Le matériel mélodique est quant-à-lui consonant avec les accords. Les vents sont joués en block-chords, dont les voix extrêmes sont chantées par des cuivres. Il y a cependant une flûte qui apporte de la couleur dans le registre aigu.

Improvisation (1:20)

Le pont se résout sur la tonalité d’origine et débouche sur une improvisation collective. La contrebasse, les percussions et la guitare reproduisent la tourne d’introduction, (et du thème) tandis que les instruments à vent construisent un paysage sonore évoquant des chants d’oiseaux. Chacun laisse de l’espace dans son improvisation. Les mélodies sont composées de notes tenues et glissées ou vibrées, de motifs courts répétés à l’identique, ainsi que de trilles. Les sons sont parfois détimbrés. Cette improvisation collective court sur 18 mesures.

Retour du thème (2:10)

À l’issue de la partie improvisée la ritournelle est reprise, ainsi que le jeu de réponses bruitistes. D’abord les deux derniers exposés de la mélodie – du premier thème – sont reproduits à l’identique, puis le bugle interprète le thème initial alors que la flûte le joue transposé une tierce mineure au-dessus.

Relevé de la troisième phrase de la reprise de la ritournelle

On a donc (au moins) trois tonalités qui se superposent. Le dernier accord est cependant consonant. La ritournelle est reprise une dernière fois, la flûte étant transposée à la quinte.

Relevé du dernier exposé de la ritournelle

D’autres instruments participent à la masse sonore et à la couleur globale en jouant sur le même rythme, sans que je ne parvienne à distinguer clairement leurs lignes mélodiques. Ils me semblent harmoniser la mélodie du bugle dans sa tonalité d’origine.

Coda (2:56)

Les dernières notes sont répétées trois fois en guise de coda, sur un rythme plus lent.

Seul le rythme des instruments harmonisant dans les graves a été noté. L’accord final est très dense puisqu’il est composé d’un empilement de tierces faisant intervenir les sept notes de la gamme. À cette occasion, l’accord final prend une couleur lydienne avec l’introduction du RÉ dièse, ce qui permet d’éviter un intervalle de neuvième bémole entre la tierce et la quarte.

Conclusion

La proposition initiale de la toune Celestina est très simple : une mélodie descendante en syncope sur un accord unique. Le caractère enfantin suggéré par cette ritournelle est renforcé par l’usage d’instruments à vents pour imiter des chants d’oiseaux.

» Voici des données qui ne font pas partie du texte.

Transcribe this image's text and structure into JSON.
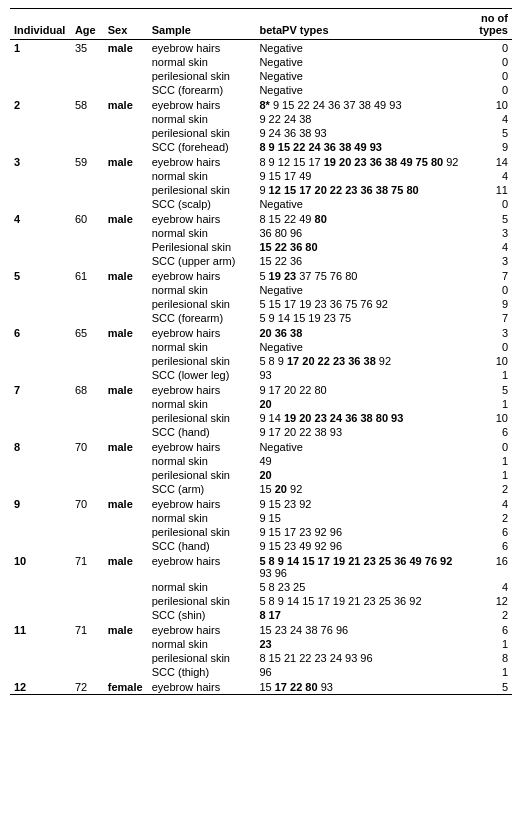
{
  "table": {
    "headers": {
      "individual": "Individual",
      "age": "Age",
      "sex": "Sex",
      "sample": "Sample",
      "betaPV": "betaPV types",
      "noOfTypes": "no of types"
    },
    "rows": [
      {
        "individual": "1",
        "age": "35",
        "sex": "male",
        "sample": "eyebrow hairs",
        "betaPV": "Negative",
        "noOfTypes": "0",
        "bold_parts": []
      },
      {
        "individual": "",
        "age": "",
        "sex": "",
        "sample": "normal skin",
        "betaPV": "Negative",
        "noOfTypes": "0",
        "bold_parts": []
      },
      {
        "individual": "",
        "age": "",
        "sex": "",
        "sample": "perilesional skin",
        "betaPV": "Negative",
        "noOfTypes": "0",
        "bold_parts": []
      },
      {
        "individual": "",
        "age": "",
        "sex": "",
        "sample": "SCC (forearm)",
        "betaPV": "Negative",
        "noOfTypes": "0",
        "bold_parts": []
      },
      {
        "individual": "2",
        "age": "58",
        "sex": "male",
        "sample": "eyebrow hairs",
        "betaPV": "8* 9 15 22 24 36 37 38 49 93",
        "noOfTypes": "10",
        "bold_parts": [
          "8*"
        ]
      },
      {
        "individual": "",
        "age": "",
        "sex": "",
        "sample": "normal skin",
        "betaPV": "9 22 24 38",
        "noOfTypes": "4",
        "bold_parts": []
      },
      {
        "individual": "",
        "age": "",
        "sex": "",
        "sample": "perilesional skin",
        "betaPV": "9 24 36 38 93",
        "noOfTypes": "5",
        "bold_parts": []
      },
      {
        "individual": "",
        "age": "",
        "sex": "",
        "sample": "SCC (forehead)",
        "betaPV": "8 9 15 22 24 36 38 49 93",
        "noOfTypes": "9",
        "bold_parts": [
          "8",
          "9",
          "15",
          "22",
          "24",
          "36",
          "38",
          "49",
          "93"
        ]
      },
      {
        "individual": "3",
        "age": "59",
        "sex": "male",
        "sample": "eyebrow hairs",
        "betaPV": "8 9 12 15 17 19 20 23 36 38 49 75 80 92",
        "noOfTypes": "14",
        "bold_parts": [
          "19",
          "20",
          "23",
          "36",
          "38",
          "49",
          "75",
          "80"
        ]
      },
      {
        "individual": "",
        "age": "",
        "sex": "",
        "sample": "normal skin",
        "betaPV": "9 15 17 49",
        "noOfTypes": "4",
        "bold_parts": []
      },
      {
        "individual": "",
        "age": "",
        "sex": "",
        "sample": "perilesional skin",
        "betaPV": "9 12 15 17 20 22 23 36 38 75 80",
        "noOfTypes": "11",
        "bold_parts": [
          "12",
          "15",
          "17",
          "20",
          "22",
          "23",
          "36",
          "38",
          "75",
          "80"
        ]
      },
      {
        "individual": "",
        "age": "",
        "sex": "",
        "sample": "SCC (scalp)",
        "betaPV": "Negative",
        "noOfTypes": "0",
        "bold_parts": []
      },
      {
        "individual": "4",
        "age": "60",
        "sex": "male",
        "sample": "eyebrow hairs",
        "betaPV": "8 15 22 49 80",
        "noOfTypes": "5",
        "bold_parts": [
          "80"
        ]
      },
      {
        "individual": "",
        "age": "",
        "sex": "",
        "sample": "normal skin",
        "betaPV": "36 80 96",
        "noOfTypes": "3",
        "bold_parts": []
      },
      {
        "individual": "",
        "age": "",
        "sex": "",
        "sample": "Perilesional skin",
        "betaPV": "15 22 36 80",
        "noOfTypes": "4",
        "bold_parts": [
          "15",
          "22",
          "36",
          "80"
        ]
      },
      {
        "individual": "",
        "age": "",
        "sex": "",
        "sample": "SCC (upper arm)",
        "betaPV": "15 22 36",
        "noOfTypes": "3",
        "bold_parts": []
      },
      {
        "individual": "5",
        "age": "61",
        "sex": "male",
        "sample": "eyebrow hairs",
        "betaPV": "5 19 23 37 75 76 80",
        "noOfTypes": "7",
        "bold_parts": [
          "19",
          "23"
        ]
      },
      {
        "individual": "",
        "age": "",
        "sex": "",
        "sample": "normal skin",
        "betaPV": "Negative",
        "noOfTypes": "0",
        "bold_parts": []
      },
      {
        "individual": "",
        "age": "",
        "sex": "",
        "sample": "perilesional skin",
        "betaPV": "5 15 17 19 23 36 75 76 92",
        "noOfTypes": "9",
        "bold_parts": []
      },
      {
        "individual": "",
        "age": "",
        "sex": "",
        "sample": "SCC (forearm)",
        "betaPV": "5 9 14 15 19 23 75",
        "noOfTypes": "7",
        "bold_parts": []
      },
      {
        "individual": "6",
        "age": "65",
        "sex": "male",
        "sample": "eyebrow hairs",
        "betaPV": "20 36 38",
        "noOfTypes": "3",
        "bold_parts": [
          "20",
          "36",
          "38"
        ]
      },
      {
        "individual": "",
        "age": "",
        "sex": "",
        "sample": "normal skin",
        "betaPV": "Negative",
        "noOfTypes": "0",
        "bold_parts": []
      },
      {
        "individual": "",
        "age": "",
        "sex": "",
        "sample": "perilesional skin",
        "betaPV": "5 8 9 17 20 22 23 36 38 92",
        "noOfTypes": "10",
        "bold_parts": [
          "17",
          "20",
          "22",
          "23",
          "36",
          "38"
        ]
      },
      {
        "individual": "",
        "age": "",
        "sex": "",
        "sample": "SCC (lower leg)",
        "betaPV": "93",
        "noOfTypes": "1",
        "bold_parts": []
      },
      {
        "individual": "7",
        "age": "68",
        "sex": "male",
        "sample": "eyebrow hairs",
        "betaPV": "9 17 20 22 80",
        "noOfTypes": "5",
        "bold_parts": []
      },
      {
        "individual": "",
        "age": "",
        "sex": "",
        "sample": "normal skin",
        "betaPV": "20",
        "noOfTypes": "1",
        "bold_parts": [
          "20"
        ]
      },
      {
        "individual": "",
        "age": "",
        "sex": "",
        "sample": "perilesional skin",
        "betaPV": "9 14 19 20 23 24 36 38 80 93",
        "noOfTypes": "10",
        "bold_parts": [
          "19",
          "20",
          "23",
          "24",
          "36",
          "38",
          "80",
          "93"
        ]
      },
      {
        "individual": "",
        "age": "",
        "sex": "",
        "sample": "SCC (hand)",
        "betaPV": "9 17 20 22 38 93",
        "noOfTypes": "6",
        "bold_parts": []
      },
      {
        "individual": "8",
        "age": "70",
        "sex": "male",
        "sample": "eyebrow hairs",
        "betaPV": "Negative",
        "noOfTypes": "0",
        "bold_parts": []
      },
      {
        "individual": "",
        "age": "",
        "sex": "",
        "sample": "normal skin",
        "betaPV": "49",
        "noOfTypes": "1",
        "bold_parts": []
      },
      {
        "individual": "",
        "age": "",
        "sex": "",
        "sample": "perilesional skin",
        "betaPV": "20",
        "noOfTypes": "1",
        "bold_parts": [
          "20"
        ]
      },
      {
        "individual": "",
        "age": "",
        "sex": "",
        "sample": "SCC (arm)",
        "betaPV": "15 20 92",
        "noOfTypes": "2",
        "bold_parts": [
          "20"
        ]
      },
      {
        "individual": "9",
        "age": "70",
        "sex": "male",
        "sample": "eyebrow hairs",
        "betaPV": "9 15 23 92",
        "noOfTypes": "4",
        "bold_parts": []
      },
      {
        "individual": "",
        "age": "",
        "sex": "",
        "sample": "normal skin",
        "betaPV": "9 15",
        "noOfTypes": "2",
        "bold_parts": []
      },
      {
        "individual": "",
        "age": "",
        "sex": "",
        "sample": "perilesional skin",
        "betaPV": "9 15 17 23 92 96",
        "noOfTypes": "6",
        "bold_parts": []
      },
      {
        "individual": "",
        "age": "",
        "sex": "",
        "sample": "SCC (hand)",
        "betaPV": "9 15 23 49 92 96",
        "noOfTypes": "6",
        "bold_parts": []
      },
      {
        "individual": "10",
        "age": "71",
        "sex": "male",
        "sample": "eyebrow hairs",
        "betaPV": "5 8 9 14 15 17 19 21 23 25 36 49 76 92\n93 96",
        "noOfTypes": "16",
        "bold_parts": [
          "5",
          "8",
          "9",
          "14",
          "15",
          "17",
          "19",
          "21",
          "23",
          "25",
          "36",
          "49",
          "76",
          "92"
        ],
        "multiline": true
      },
      {
        "individual": "",
        "age": "",
        "sex": "",
        "sample": "normal skin",
        "betaPV": "5 8 23 25",
        "noOfTypes": "4",
        "bold_parts": []
      },
      {
        "individual": "",
        "age": "",
        "sex": "",
        "sample": "perilesional skin",
        "betaPV": "5 8 9 14 15 17 19 21 23 25 36 92",
        "noOfTypes": "12",
        "bold_parts": []
      },
      {
        "individual": "",
        "age": "",
        "sex": "",
        "sample": "SCC (shin)",
        "betaPV": "8 17",
        "noOfTypes": "2",
        "bold_parts": [
          "8",
          "17"
        ]
      },
      {
        "individual": "11",
        "age": "71",
        "sex": "male",
        "sample": "eyebrow hairs",
        "betaPV": "15 23 24 38 76 96",
        "noOfTypes": "6",
        "bold_parts": []
      },
      {
        "individual": "",
        "age": "",
        "sex": "",
        "sample": "normal skin",
        "betaPV": "23",
        "noOfTypes": "1",
        "bold_parts": [
          "23"
        ]
      },
      {
        "individual": "",
        "age": "",
        "sex": "",
        "sample": "perilesional skin",
        "betaPV": "8 15 21 22 23 24 93 96",
        "noOfTypes": "8",
        "bold_parts": []
      },
      {
        "individual": "",
        "age": "",
        "sex": "",
        "sample": "SCC (thigh)",
        "betaPV": "96",
        "noOfTypes": "1",
        "bold_parts": []
      },
      {
        "individual": "12",
        "age": "72",
        "sex": "female",
        "sample": "eyebrow hairs",
        "betaPV": "15 17 22 80 93",
        "noOfTypes": "5",
        "bold_parts": [
          "17",
          "22",
          "80"
        ]
      }
    ]
  }
}
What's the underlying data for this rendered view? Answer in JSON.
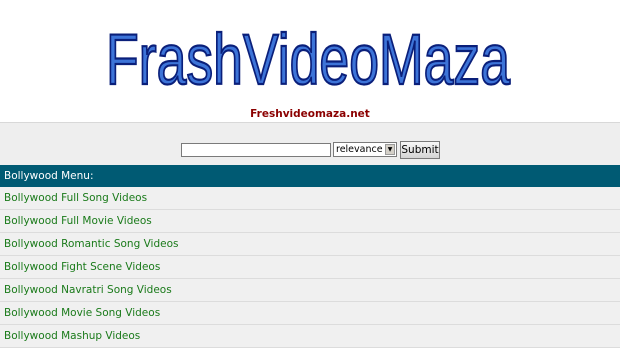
{
  "header": {
    "logo_text": "FrashVideoMaza",
    "site_url": "Freshvideomaza.net"
  },
  "search": {
    "input_value": "",
    "sort_selected": "relevance",
    "submit_label": "Submit"
  },
  "menu": {
    "title": "Bollywood Menu:",
    "items": [
      {
        "label": "Bollywood Full Song Videos"
      },
      {
        "label": "Bollywood Full Movie Videos"
      },
      {
        "label": "Bollywood Romantic Song Videos"
      },
      {
        "label": "Bollywood Fight Scene Videos"
      },
      {
        "label": "Bollywood Navratri Song Videos"
      },
      {
        "label": "Bollywood Movie Song Videos"
      },
      {
        "label": "Bollywood Mashup Videos"
      }
    ]
  },
  "colors": {
    "logo_fill": "#3d74d8",
    "logo_stroke": "#0a1f7a",
    "site_url": "#8b0000",
    "menu_header_bg": "#005a73",
    "menu_link": "#1a7a1a"
  }
}
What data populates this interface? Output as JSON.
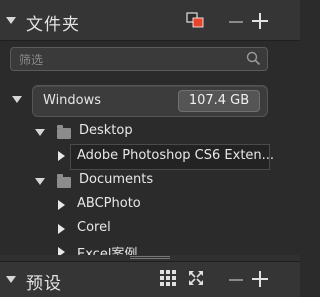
{
  "panel": {
    "title": "文件夹",
    "search_placeholder": "筛选"
  },
  "tree": {
    "root": {
      "label": "Windows",
      "size": "107.4 GB"
    },
    "items": [
      {
        "label": "Desktop",
        "type": "folder",
        "expanded": true
      },
      {
        "label": "Adobe Photoshop CS6 Exten...",
        "type": "item",
        "selected": true
      },
      {
        "label": "Documents",
        "type": "folder",
        "expanded": true
      },
      {
        "label": "ABCPhoto",
        "type": "item"
      },
      {
        "label": "Corel",
        "type": "item"
      },
      {
        "label": "Excel案例",
        "type": "item"
      }
    ]
  },
  "footer": {
    "title": "预设"
  },
  "colors": {
    "accent": "#e8432b",
    "background": "#2b2b2b",
    "header": "#353535"
  },
  "icons": [
    "panel-toggle-icon",
    "new-window-icon",
    "minus-icon",
    "plus-icon",
    "search-icon",
    "folder-icon",
    "grid-view-icon",
    "expand-icon"
  ]
}
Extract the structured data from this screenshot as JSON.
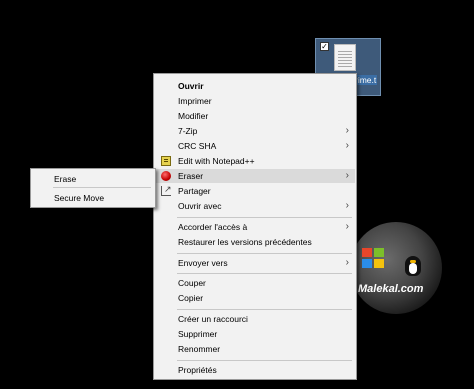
{
  "desktop": {
    "file_label": "rime.t",
    "logo_text": "Malekal.com"
  },
  "context_menu": {
    "items": [
      {
        "label": "Ouvrir"
      },
      {
        "label": "Imprimer"
      },
      {
        "label": "Modifier"
      },
      {
        "label": "7-Zip"
      },
      {
        "label": "CRC SHA"
      },
      {
        "label": "Edit with Notepad++"
      },
      {
        "label": "Eraser"
      },
      {
        "label": "Partager"
      },
      {
        "label": "Ouvrir avec"
      },
      {
        "label": "Accorder l'accès à"
      },
      {
        "label": "Restaurer les versions précédentes"
      },
      {
        "label": "Envoyer vers"
      },
      {
        "label": "Couper"
      },
      {
        "label": "Copier"
      },
      {
        "label": "Créer un raccourci"
      },
      {
        "label": "Supprimer"
      },
      {
        "label": "Renommer"
      },
      {
        "label": "Propriétés"
      }
    ],
    "highlighted_item": "Eraser",
    "submenu_arrow_glyph": "›"
  },
  "eraser_submenu": {
    "items": [
      {
        "label": "Erase"
      },
      {
        "label": "Secure Move"
      }
    ]
  },
  "colors": {
    "desktop_bg": "#000000",
    "menu_bg": "#f2f2f2",
    "highlight_bg": "#dadada",
    "file_selection": "#3e5a7a"
  }
}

Contrastant avec le caractère naïf de la mélodie, la superposition de couches de plus en plus dissonantes permet de créer des tensions qui se résolvent à la fin de la mélodie, lorsque tous les instruments se rejoignent. D’autre part, en ajoutant ces couches au fur et à mesure, le morceau peut présenter une évolution temporelle malgré le minimalisme de son matériel musical de départ.

Le pont apporte des oppositions au thème à plusieurs titres. Tout d’abord le son de l’orchestre change avec l’apparition de cuivres. De plus, le matériel musical est traité en négatif : la grille devient active où un seul accord existait. Face à une mélodie naïve, nous avons une mélodie portée par des accords sans relation de tonalité. Enfin, les lignes mélodiques qui jouaient dans des tonalités différentes sont traitées à présent de manière consonante.

Il se dégage de la toune une impression de légèreté renforcée par les paysages sonores, notamment au cours de la partie improvisée. Les dissonances apportées tout au long du morceau atténuent ce sentiment de naïveté sans toutefois l’effacer complètement.